Author: My name isn’t important
Date: September 19, 2007
Subject: Fighting for good quality of life. Let’s make the difference together!Hi Friend and fellow activist,
I am not a superficial person. I am the type of person that is perfectly happy to go outside the house in sweatpants and no makeup. I care about world politics and check several news websites throughout the day. I even try to volunteer and be a good citizen.
That said I am still a person who enjoys good quality of life. And I think it has to be said right here and right now that Israel’s good quality of life is particularly lacking in one area. Avocados. Where have all the delicious, fat and ripe avocados gone?
I first notice the fatty avocado disappearance about two weeks ago when shopping at the shuk. Disappointed that my normal vegetable stand was not carrying those ready-to-make-guacamole-avocados, I continued to walk around the shuk for at least another half hour. If only you could have seen me- the desperate look in my eyes. All I kept thinking was how can they do this? Just when you find that beautiful and crucial element that puts the extra bang in your normally dull salad, the fatty avocado vanishes from your life.

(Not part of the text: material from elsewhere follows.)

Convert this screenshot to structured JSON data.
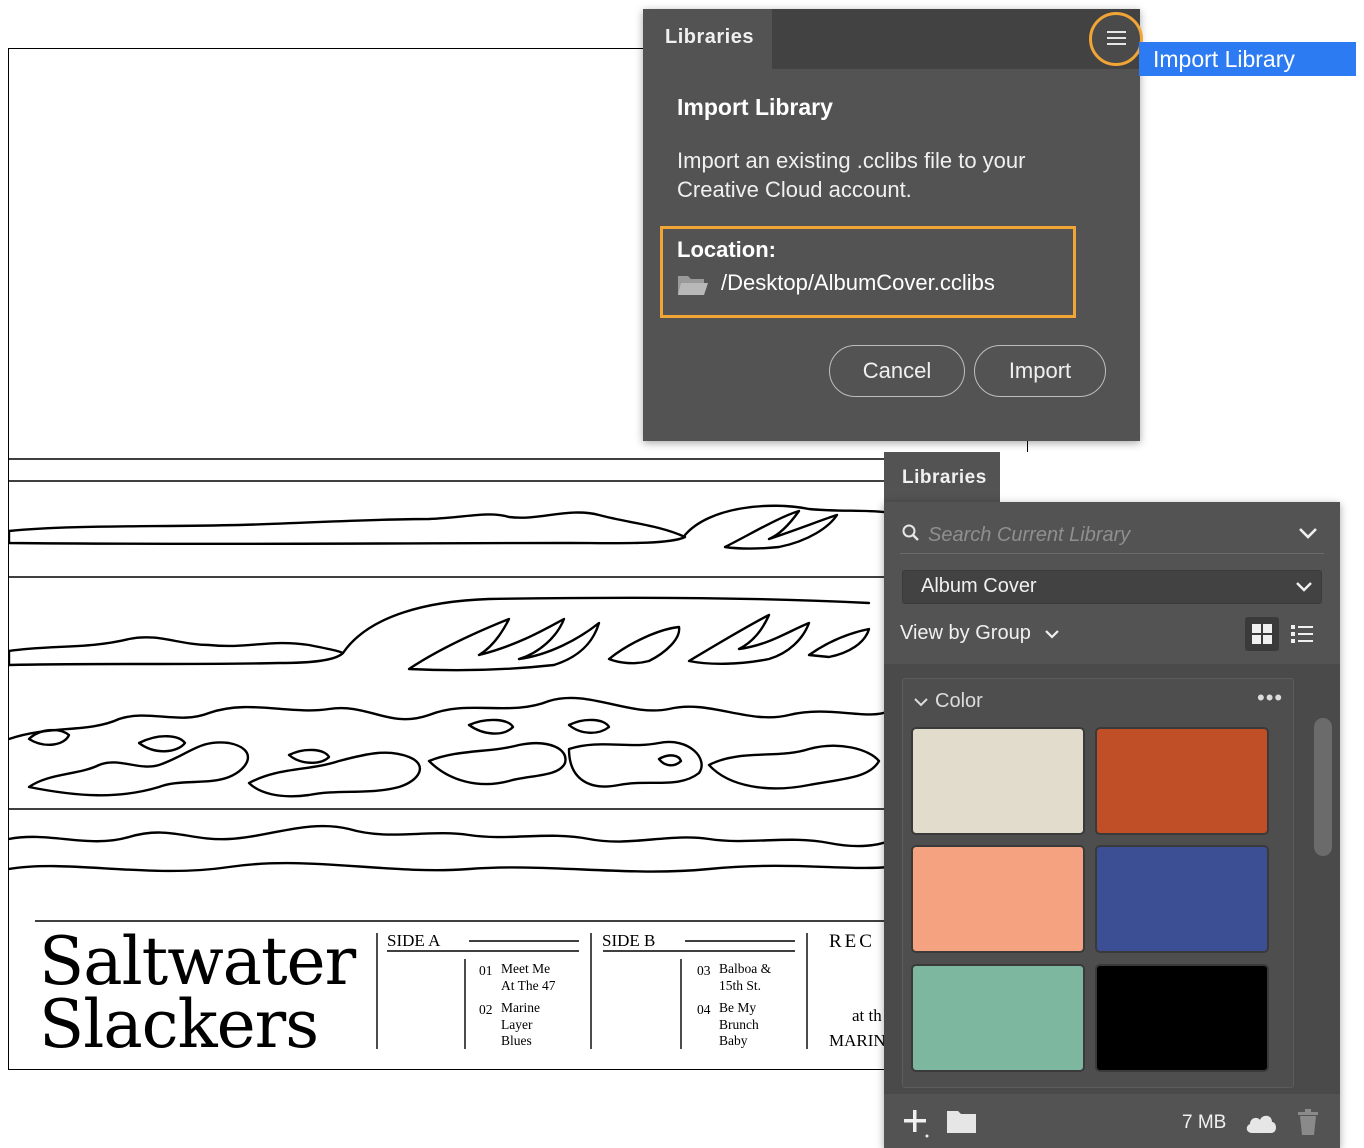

As I pieced myself together I held on to the hope that it must have been a slow avocado week. I am not really a farmer person or even know much about produce in general, but I bet those farmers just had a tough week and forgot to water the avocado plant, or is it tree? Either way, I stayed positive throughout the next week and looked forward to seeing my fatty avocados back on the vegetable stands throughout the shuk.
Maybe you saw me walking through the shuk that day. I was the girl talking to myself and squeezing my fists in little balls of rage. Not only had the fatty avocados disappeared but these slim-fit hard as a rock avocados stood in their place. What was going on? Did other people know about this? I tried to ask a vendor about the situation of lacking fatty avocados and when could I expect the next batch to come in, but he just stared at me and told me that the avocados would be ripe and ready in 3 days.
Like I said before, I am a caring person and I am passionate about having a good quality of life especially for my fellow Israelis. I think it is important that the tourists in the shuk understand that we have some of the finest avocados in the world. I think the citizens of Israel should take pride in our scrumptious fatty avocados and use it in salads, sandwiches and guacamole or as the Israelis refer to it, avocado salad.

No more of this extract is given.